Graveworm est passé maître dans l'art des reprises improbables ; le groupe adore prendre des chansons cultes et les exploser en un magma sonore étouffant. Ainsi, même si sa musique est ultra-violente, elle a toujours pour finalité la mise en lumière de mélodies, comme sur leur reprise de 'Loosing My Religion' avec voix grunt et rythmes qui tabassent les oreilles. Les membres du combo semblent moins à leur aise sur leurs compositions originales, ou peut-être plus dans la norme. Dès lors, s'ils aiment déstructurer les chansons des autres, ils préfèrent garder une structure solide et classique sur les leurs.
L'opus commence par une partie de guitare acoustique intimiste ('The Death Heritage'), comme une veillée au coin du feu. Cette réunion de boy-scouts tourne rapidement au cauchemar avec l'entrée en scène de la six-cordes plongée dans des entrailles sanguinolentes et une batterie marteau-pilon qui fait trembler les édifices titanesques. 'Blood Torture Death' file à cent à l'heure mais contient quelques césures plus lentes, comme si le groupe voulait rompre avec son étiquette speed. Cette rupture se poursuit sur 'To The Empire Of Madness' qui démarre dans une cavalcade effrénée pour finir de manière plus intimiste avec une très belle guitare sèche. 'Stillborn' joue aussi avec les contrastes, débutant avec violence, puis rompt avec cette hargne par un instant d'apaisement parsemé d'instruments lumineux : un violon aérien et un piano cristallin... Cela rappelle beaucoup le magnifique 'Into Illusion' de Mors Principium Est dont il semble être le grand frère.
La production est massive, précise, découpée au scalpel, et met en lumière chaque seconde de violence. Les instruments unissent leurs forces pour décimer la dernière once d'humanité qui reste en nous : c'est violent, même très violent, ça gicle et ça explose dans tous les coins. La guitare est grasse, les riffs omniprésents et les rythmes ne mollissent jamais. Les claviers apportent le brin d'humanité que la guitare semblait avoir annihilé. Enfin, la voix crie comme un porc que l'on égorge, ses intonations traînent à la fois dans les profondeurs abyssales, crasseuses et glauques, ou dans des hauteurs aigrelettes et arides qui font froid dans le dos.
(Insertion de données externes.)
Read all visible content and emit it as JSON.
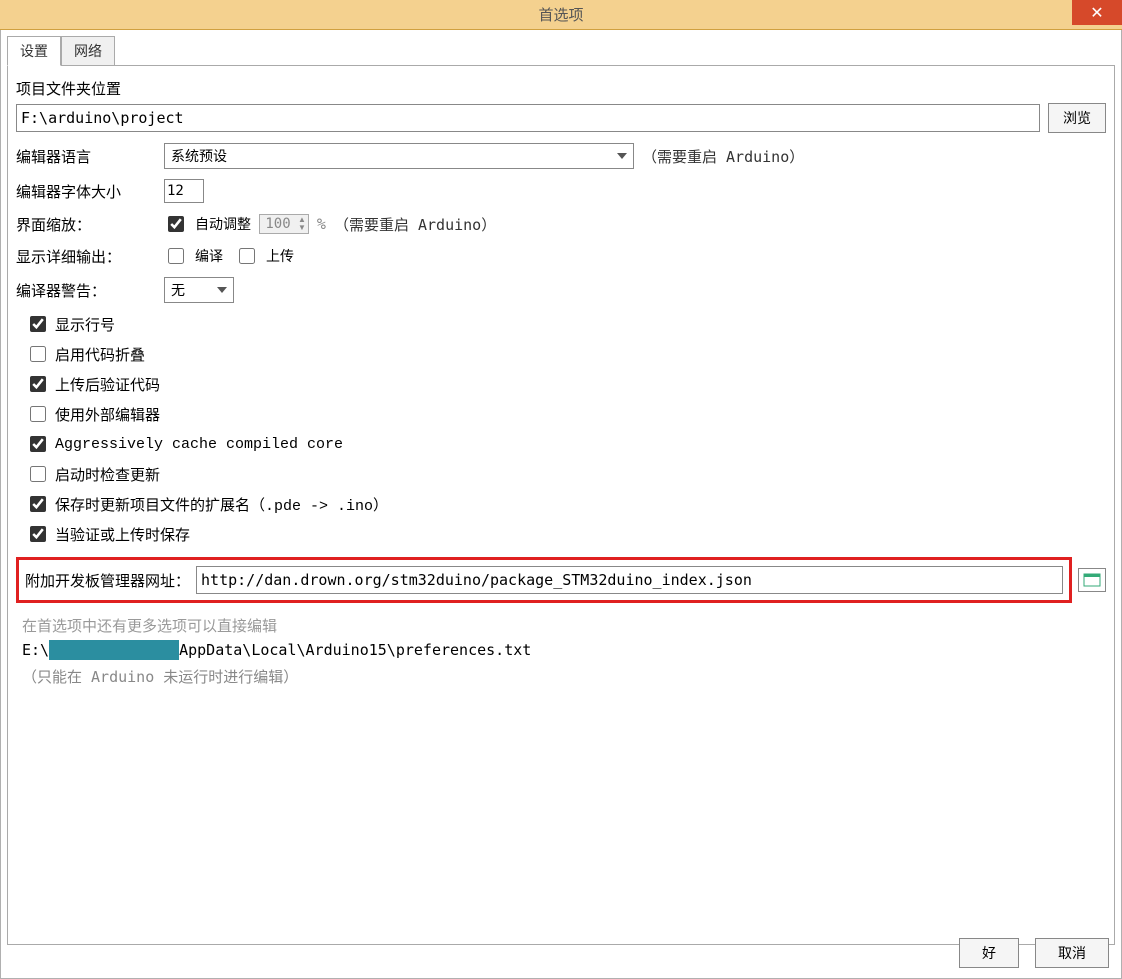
{
  "window": {
    "title": "首选项",
    "close_symbol": "✕"
  },
  "tabs": {
    "settings": "设置",
    "network": "网络"
  },
  "sketchbook": {
    "label": "项目文件夹位置",
    "value": "F:\\arduino\\project",
    "browse": "浏览"
  },
  "editor_lang": {
    "label": "编辑器语言",
    "value": "系统预设",
    "hint": "（需要重启 Arduino）"
  },
  "font_size": {
    "label": "编辑器字体大小",
    "value": "12"
  },
  "ui_scale": {
    "label": "界面缩放：",
    "auto_label": "自动调整",
    "auto_checked": true,
    "value": "100",
    "pct": "%",
    "hint": "（需要重启 Arduino）"
  },
  "verbose": {
    "label": "显示详细输出：",
    "compile": "编译",
    "upload": "上传",
    "compile_checked": false,
    "upload_checked": false
  },
  "compiler_warn": {
    "label": "编译器警告：",
    "value": "无"
  },
  "checks": [
    {
      "label": "显示行号",
      "checked": true
    },
    {
      "label": "启用代码折叠",
      "checked": false
    },
    {
      "label": "上传后验证代码",
      "checked": true
    },
    {
      "label": "使用外部编辑器",
      "checked": false
    },
    {
      "label": "Aggressively cache compiled core",
      "checked": true,
      "mono": true
    },
    {
      "label": "启动时检查更新",
      "checked": false
    },
    {
      "label": "保存时更新项目文件的扩展名（.pde -> .ino）",
      "checked": true
    },
    {
      "label": "当验证或上传时保存",
      "checked": true
    }
  ],
  "boards_url": {
    "label": "附加开发板管理器网址：",
    "value": "http://dan.drown.org/stm32duino/package_STM32duino_index.json"
  },
  "more_prefs": {
    "note": "在首选项中还有更多选项可以直接编辑",
    "path_prefix": "E:\\",
    "path_suffix": "AppData\\Local\\Arduino15\\preferences.txt",
    "note2": "（只能在 Arduino 未运行时进行编辑）"
  },
  "buttons": {
    "ok": "好",
    "cancel": "取消"
  }
}
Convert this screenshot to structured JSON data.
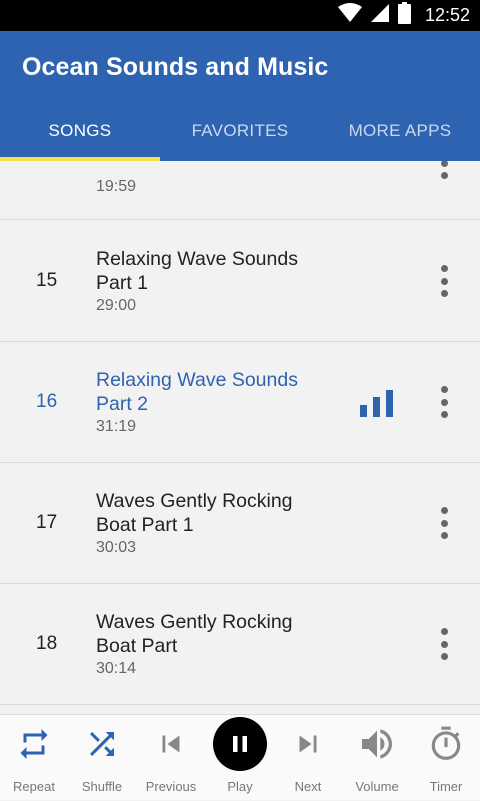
{
  "status": {
    "time": "12:52"
  },
  "app": {
    "title": "Ocean Sounds and Music"
  },
  "tabs": [
    {
      "label": "SONGS",
      "active": true
    },
    {
      "label": "FAVORITES",
      "active": false
    },
    {
      "label": "MORE APPS",
      "active": false
    }
  ],
  "list": {
    "partial": {
      "duration": "19:59"
    },
    "rows": [
      {
        "number": "15",
        "title": "Relaxing Wave Sounds Part 1",
        "duration": "29:00",
        "playing": false
      },
      {
        "number": "16",
        "title": "Relaxing Wave Sounds Part 2",
        "duration": "31:19",
        "playing": true
      },
      {
        "number": "17",
        "title": "Waves Gently Rocking Boat Part 1",
        "duration": "30:03",
        "playing": false
      },
      {
        "number": "18",
        "title": "Waves Gently Rocking Boat Part",
        "duration": "30:14",
        "playing": false
      }
    ]
  },
  "player": {
    "repeat": "Repeat",
    "shuffle": "Shuffle",
    "previous": "Previous",
    "play": "Play",
    "next": "Next",
    "volume": "Volume",
    "timer": "Timer"
  },
  "colors": {
    "primary": "#2e63b2",
    "tab_indicator": "#f4e24a",
    "active_control": "#2e63b2",
    "inactive_control": "#888888"
  }
}
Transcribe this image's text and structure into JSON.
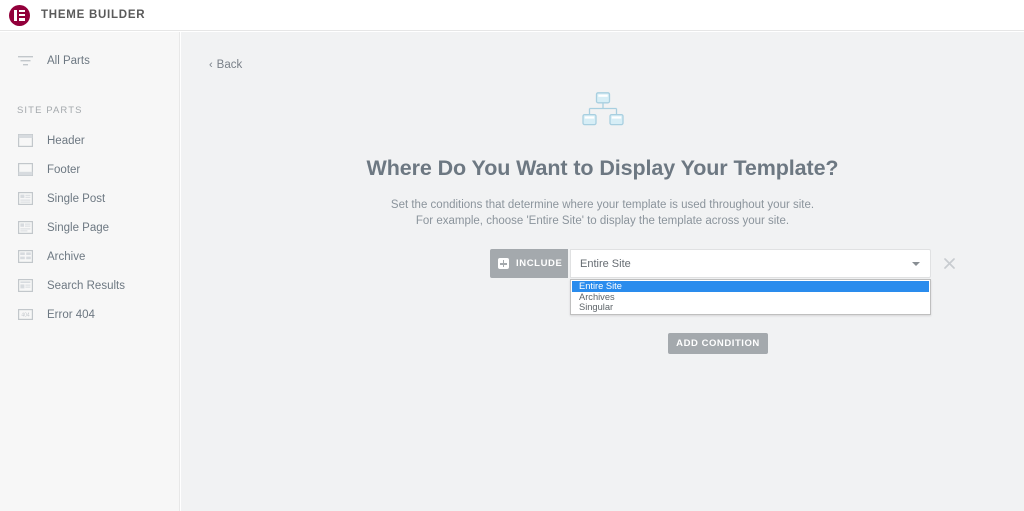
{
  "topbar": {
    "title": "THEME BUILDER",
    "logo_icon": "elementor-logo-icon",
    "logo_color": "#92003b"
  },
  "sidebar": {
    "all_parts": {
      "label": "All Parts",
      "icon": "filter-icon"
    },
    "section_title": "SITE PARTS",
    "items": [
      {
        "label": "Header",
        "icon": "header-layout-icon"
      },
      {
        "label": "Footer",
        "icon": "footer-layout-icon"
      },
      {
        "label": "Single Post",
        "icon": "single-post-icon"
      },
      {
        "label": "Single Page",
        "icon": "single-page-icon"
      },
      {
        "label": "Archive",
        "icon": "archive-grid-icon"
      },
      {
        "label": "Search Results",
        "icon": "search-results-icon"
      },
      {
        "label": "Error 404",
        "icon": "error-404-icon"
      }
    ]
  },
  "main": {
    "back_label": "Back",
    "back_icon": "chevron-left-icon",
    "hero_icon": "sitemap-icon",
    "hero_icon_color": "#a8d8e8",
    "title": "Where Do You Want to Display Your Template?",
    "description_line1": "Set the conditions that determine where your template is used throughout your site.",
    "description_line2": "For example, choose 'Entire Site' to display the template across your site."
  },
  "condition": {
    "include_label": "INCLUDE",
    "include_icon": "plus-icon",
    "include_caret_icon": "caret-down-icon",
    "include_bg": "#a4a9ad",
    "select_value": "Entire Site",
    "select_caret_icon": "caret-down-icon",
    "dropdown_open": true,
    "options": [
      {
        "label": "Entire Site",
        "selected": true
      },
      {
        "label": "Archives",
        "selected": false
      },
      {
        "label": "Singular",
        "selected": false
      }
    ],
    "highlight_color": "#2a8ced",
    "remove_icon": "close-x-icon"
  },
  "actions": {
    "add_condition_label": "ADD CONDITION"
  }
}
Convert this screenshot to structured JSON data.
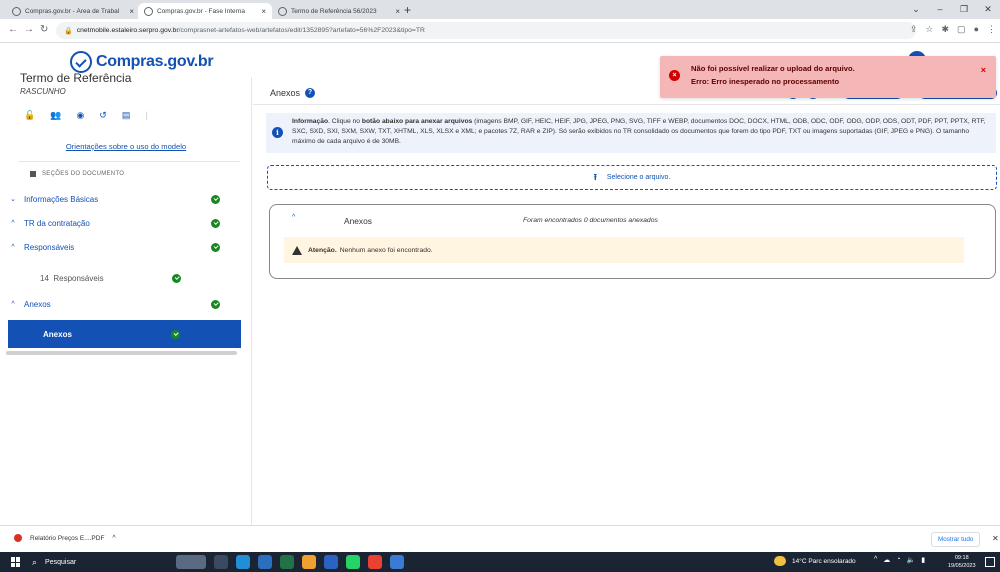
{
  "browser": {
    "tabs": [
      {
        "title": "Compras.gov.br - Área de Trabal"
      },
      {
        "title": "Compras.gov.br - Fase Interna"
      },
      {
        "title": "Termo de Referência 56/2023"
      }
    ],
    "url_host": "cnetmobile.estaleiro.serpro.gov.br",
    "url_path": "/comprasnet-artefatos-web/artefatos/edit/1352895?artefato=56%2F2023&tipo=TR"
  },
  "site": {
    "logo_text": "Compras.gov.br",
    "brand_color": "#1351b4"
  },
  "sidebar": {
    "doc_title": "Termo de Referência",
    "doc_status": "RASCUNHO",
    "guide_link": "Orientações sobre o uso do modelo",
    "sections_header": "SEÇÕES DO DOCUMENTO",
    "items": [
      {
        "label": "Informações Básicas"
      },
      {
        "label": "TR da contratação"
      },
      {
        "label": "Responsáveis"
      },
      {
        "label": "14  Responsáveis"
      },
      {
        "label": "Anexos"
      },
      {
        "label": "Anexos"
      }
    ]
  },
  "main": {
    "title": "Anexos",
    "help": "?",
    "info": {
      "label": "Informação",
      "text1": ". Clique no ",
      "bold": "botão abaixo para anexar arquivos",
      "text2": " (imagens BMP, GIF, HEIC, HEIF, JPG, JPEG, PNG, SVG, TIFF e WEBP, documentos DOC, DOCX, HTML, ODB, ODC, ODF, ODG, ODP, ODS, ODT, PDF, PPT, PPTX, RTF, SXC, SXD, SXI, SXM, SXW, TXT, XHTML, XLS, XLSX e XML; e pacotes 7Z, RAR e ZIP). Só serão exibidos no TR consolidado os documentos que forem do tipo PDF, TXT ou imagens suportadas (GIF, JPEG e PNG). O tamanho máximo de cada arquivo é de 30MB."
    },
    "upload_label": "Selecione o arquivo.",
    "attachments": {
      "title": "Anexos",
      "count_text": "Foram encontrados 0 documentos anexados",
      "warning_label": "Atenção.",
      "warning_text": "Nenhum anexo foi encontrado."
    }
  },
  "toast": {
    "line1": "Não foi possível realizar o upload do arquivo.",
    "line2": "Erro: Erro inesperado no processamento",
    "close": "×",
    "color": "#f4b6b6"
  },
  "download_bar": {
    "file": "Relatório Preços E....PDF",
    "show_all": "Mostrar tudo"
  },
  "taskbar": {
    "search": "Pesquisar",
    "weather": "14°C  Parc ensolarado",
    "time": "09:18",
    "date": "19/05/2023"
  }
}
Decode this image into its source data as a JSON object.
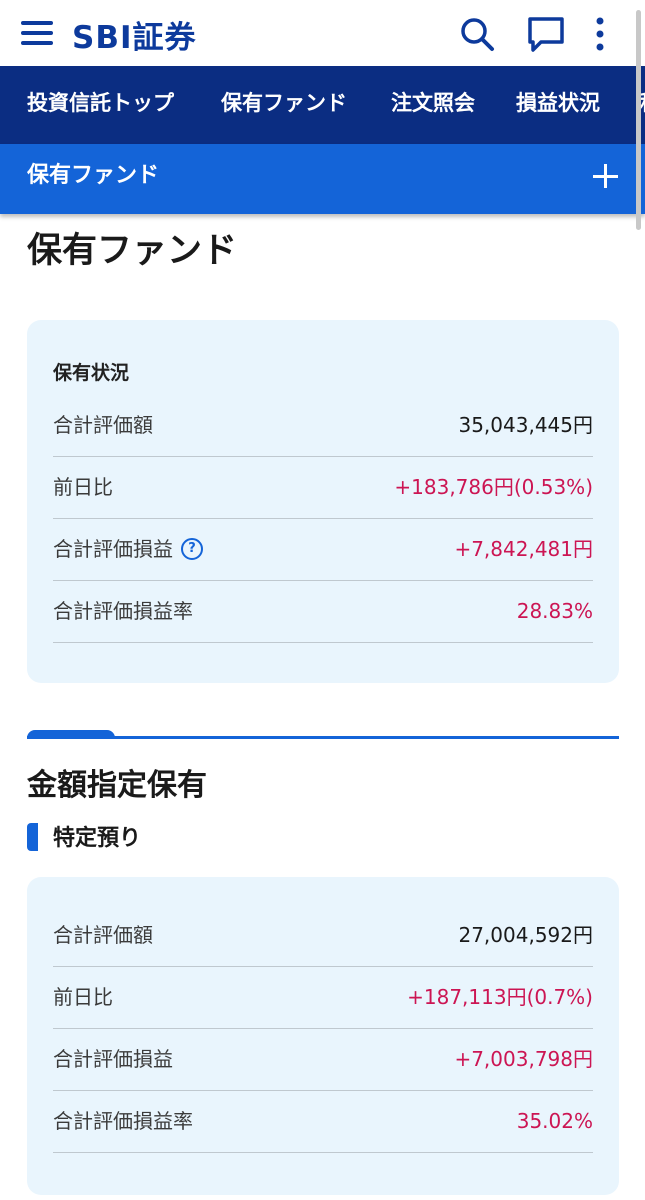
{
  "header": {
    "logo_text": "SBI証券",
    "menu_icon": "menu-icon",
    "search_icon": "search-icon",
    "chat_icon": "chat-icon",
    "more_icon": "more-vertical-icon",
    "brand_color": "#0d3a9c"
  },
  "nav": {
    "items": [
      {
        "label": "投資信託トップ"
      },
      {
        "label": "保有ファンド"
      },
      {
        "label": "注文照会"
      },
      {
        "label": "損益状況"
      },
      {
        "label": "積"
      }
    ]
  },
  "subbar": {
    "title": "保有ファンド",
    "plus_icon": "plus-icon"
  },
  "page": {
    "title": "保有ファンド"
  },
  "summary": {
    "title": "保有状況",
    "rows": [
      {
        "label": "合計評価額",
        "value": "35,043,445円"
      },
      {
        "label": "前日比",
        "value": "+183,786円(0.53%)"
      },
      {
        "label": "合計評価損益",
        "value": "+7,842,481円",
        "help": "?"
      },
      {
        "label": "合計評価損益率",
        "value": "28.83%"
      }
    ]
  },
  "amount_section": {
    "title": "金額指定保有",
    "subtitle": "特定預り",
    "rows": [
      {
        "label": "合計評価額",
        "value": "27,004,592円"
      },
      {
        "label": "前日比",
        "value": "+187,113円(0.7%)"
      },
      {
        "label": "合計評価損益",
        "value": "+7,003,798円"
      },
      {
        "label": "合計評価損益率",
        "value": "35.02%"
      }
    ]
  },
  "colors": {
    "nav_bg": "#0b2d82",
    "subbar_bg": "#1464d8",
    "positive": "#cc1553",
    "card_bg": "#e9f5fd"
  }
}
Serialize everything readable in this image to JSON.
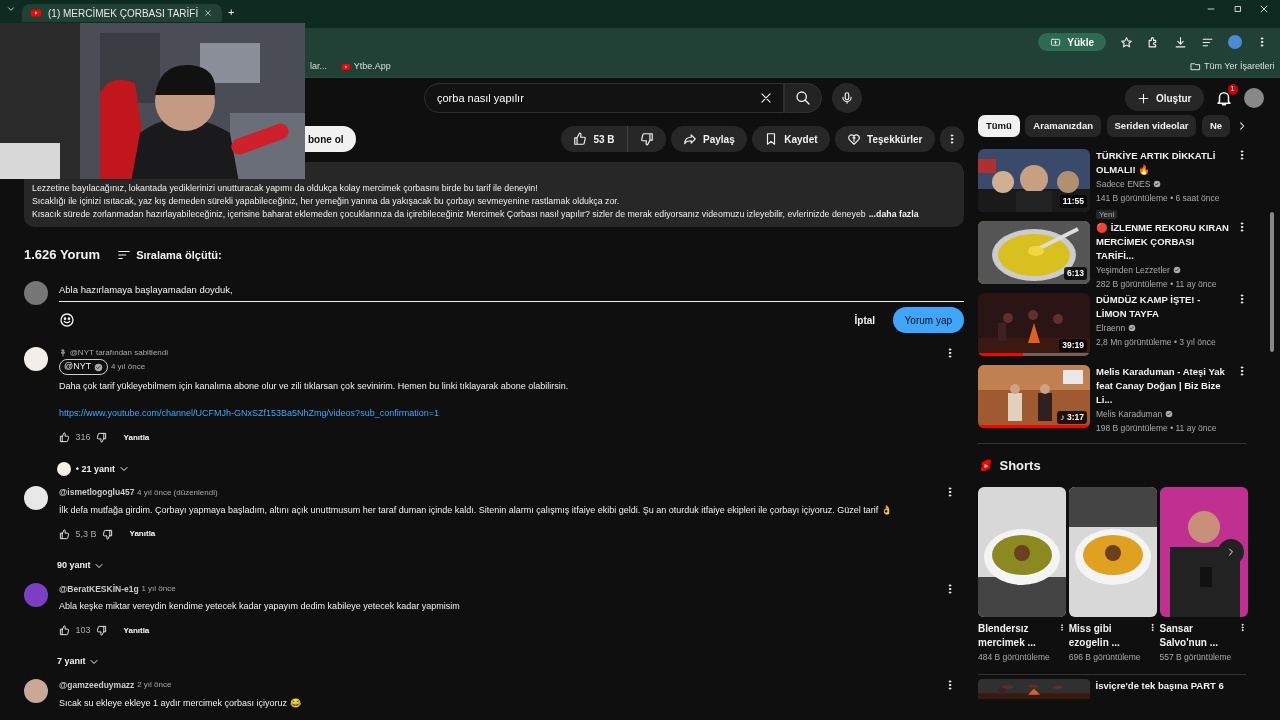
{
  "browser": {
    "tab_title": "(1) MERCİMEK ÇORBASI TARİFİ",
    "new_tab": "+",
    "upload_button": "Yükle",
    "bookmarks": [
      "lar...",
      "Ytbe.App"
    ],
    "all_bookmarks": "Tüm Yer İşaretleri"
  },
  "header": {
    "search_value": "çorba nasıl yapılır",
    "create": "Oluştur",
    "notification_count": "1"
  },
  "actions": {
    "subscribe": "bone ol",
    "likes": "53 B",
    "share": "Paylaş",
    "save": "Kaydet",
    "thanks": "Teşekkürler"
  },
  "description": {
    "lines": [
      "Lezzetine bayılacağınız, lokantada yediklerinizi unutturacak yapımı da oldukça kolay mercimek çorbasını birde bu tarif ile deneyin!",
      "Sıcaklığı ile içinizi ısıtacak, yaz kış demeden sürekli yapabileceğiniz, her yemeğin yanına da yakışacak bu çorbayı sevmeyenine rastlamak oldukça zor.",
      "Kısacık sürede zorlanmadan hazırlayabileceğiniz, içerisine baharat eklemeden çocuklarınıza da içirebileceğiniz Mercimek Çorbası nasıl yapılır? sizler de merak ediyorsanız videomuzu izleyebilir, evlerinizde deneyeb"
    ],
    "more": "...daha fazla"
  },
  "comments_header": {
    "count": "1.626 Yorum",
    "sort": "Sıralama ölçütü:"
  },
  "comment_box": {
    "value": "Abla hazırlamaya başlayamadan doyduk,",
    "cancel": "İptal",
    "submit": "Yorum yap"
  },
  "comments": [
    {
      "pinned_by": "@NYT tarafından sabitlendi",
      "author": "@NYT",
      "owner": true,
      "time": "4 yıl önce",
      "text": "Daha çok tarif yükleyebilmem için kanalıma abone olur ve zili tıklarsan çok sevinirim. Hemen bu linki tıklayarak abone olabilirsin.",
      "link": "https://www.youtube.com/channel/UCFMJh-GNxSZf153Ba5NhZmg/videos?sub_confirmation=1",
      "likes": "316",
      "reply": "Yanıtla",
      "replies": "• 21 yanıt",
      "reply_avatar": true,
      "color": "#f4efe6"
    },
    {
      "author": "@ismetlogoglu457",
      "owner": false,
      "time": "4 yıl önce (düzenlendi)",
      "text": "İlk defa mutfağa girdim. Çorbayı yapmaya başladım, altını açık unuttmusum her taraf duman içinde kaldı. Sitenin alarmı çalışmış itfaiye ekibi geldi. Şu an oturduk itfaiye ekipleri ile  çorbayı içiyoruz. Güzel tarif 👌",
      "likes": "5,3 B",
      "reply": "Yanıtla",
      "replies": "90 yanıt",
      "reply_avatar": false,
      "color": "#e8e8e8"
    },
    {
      "author": "@BeratKESKİN-e1g",
      "owner": false,
      "time": "1 yıl önce",
      "text": "Abla keşke miktar vereydin kendime yetecek kadar yapayım dedim kabileye yetecek kadar yapmisim",
      "likes": "103",
      "reply": "Yanıtla",
      "replies": "7 yanıt",
      "reply_avatar": false,
      "color": "#7b3fc4"
    },
    {
      "author": "@gamzeeduymazz",
      "owner": false,
      "time": "2 yıl önce",
      "text": "Sıcak su ekleye ekleye 1 aydır mercimek çorbası içiyoruz 😂",
      "color": "#c9a89a"
    }
  ],
  "chips": [
    {
      "label": "Tümü",
      "selected": true
    },
    {
      "label": "Aramanızdan",
      "selected": false
    },
    {
      "label": "Seriden videolar",
      "selected": false
    },
    {
      "label": "Ne",
      "selected": false
    }
  ],
  "videos": [
    {
      "title": "TÜRKİYE ARTIK DİKKATLİ OLMALI! 🔥",
      "channel": "Sadece ENES",
      "verified": true,
      "meta": "141 B görüntüleme • 6 saat önce",
      "badge": "Yeni",
      "duration": "11:55",
      "color": "#3a4a6a"
    },
    {
      "title": "🔴 İZLENME REKORU KIRAN MERCİMEK ÇORBASI TARİFİ...",
      "channel": "Yeşimden Lezzetler",
      "verified": true,
      "meta": "282 B görüntüleme • 11 ay önce",
      "duration": "6:13",
      "color": "#d8c020"
    },
    {
      "title": "DÜMDÜZ KAMP İŞTE!  - LİMON TAYFA",
      "channel": "Elraenn",
      "verified": true,
      "meta": "2,8 Mn görüntüleme • 3 yıl önce",
      "duration": "39:19",
      "level": 0.4,
      "color": "#2a1414"
    },
    {
      "title": "Melis Karaduman - Ateşi Yak feat Canay Doğan | Biz Bize Li...",
      "channel": "Melis Karaduman",
      "verified": true,
      "meta": "198 B görüntüleme • 11 ay önce",
      "duration": "♪ 3:17",
      "level": 1,
      "color": "#a05a30"
    }
  ],
  "shorts": {
    "title": "Shorts",
    "items": [
      {
        "title": "Blendersız mercimek ...",
        "views": "484 B görüntüleme",
        "color": "#8a8a20"
      },
      {
        "title": "Miss gibi ezogelin ...",
        "views": "696 B görüntüleme",
        "color": "#e0a020"
      },
      {
        "title": "Sansar Salvo'nun ...",
        "views": "557 B görüntüleme",
        "color": "#c03090"
      }
    ]
  },
  "next_video": {
    "title": "İsviçre'de tek başına PART 6"
  }
}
"Ascending Hate" est un album paradoxal. Le groupe semble vouloir diversifier son propos et sortir d'un carcan death peut-être trop exigu, construisant un death plus accessible par des mélanges de textures, de couleurs et d'instruments. Les musiciens demeurent toutefois de grands faiseurs de mélodies et d'hymnes taillés pour le live. Cet album ravira donc les amateurs de métal généraliste plus que les adorateurs de la mort ou du diable.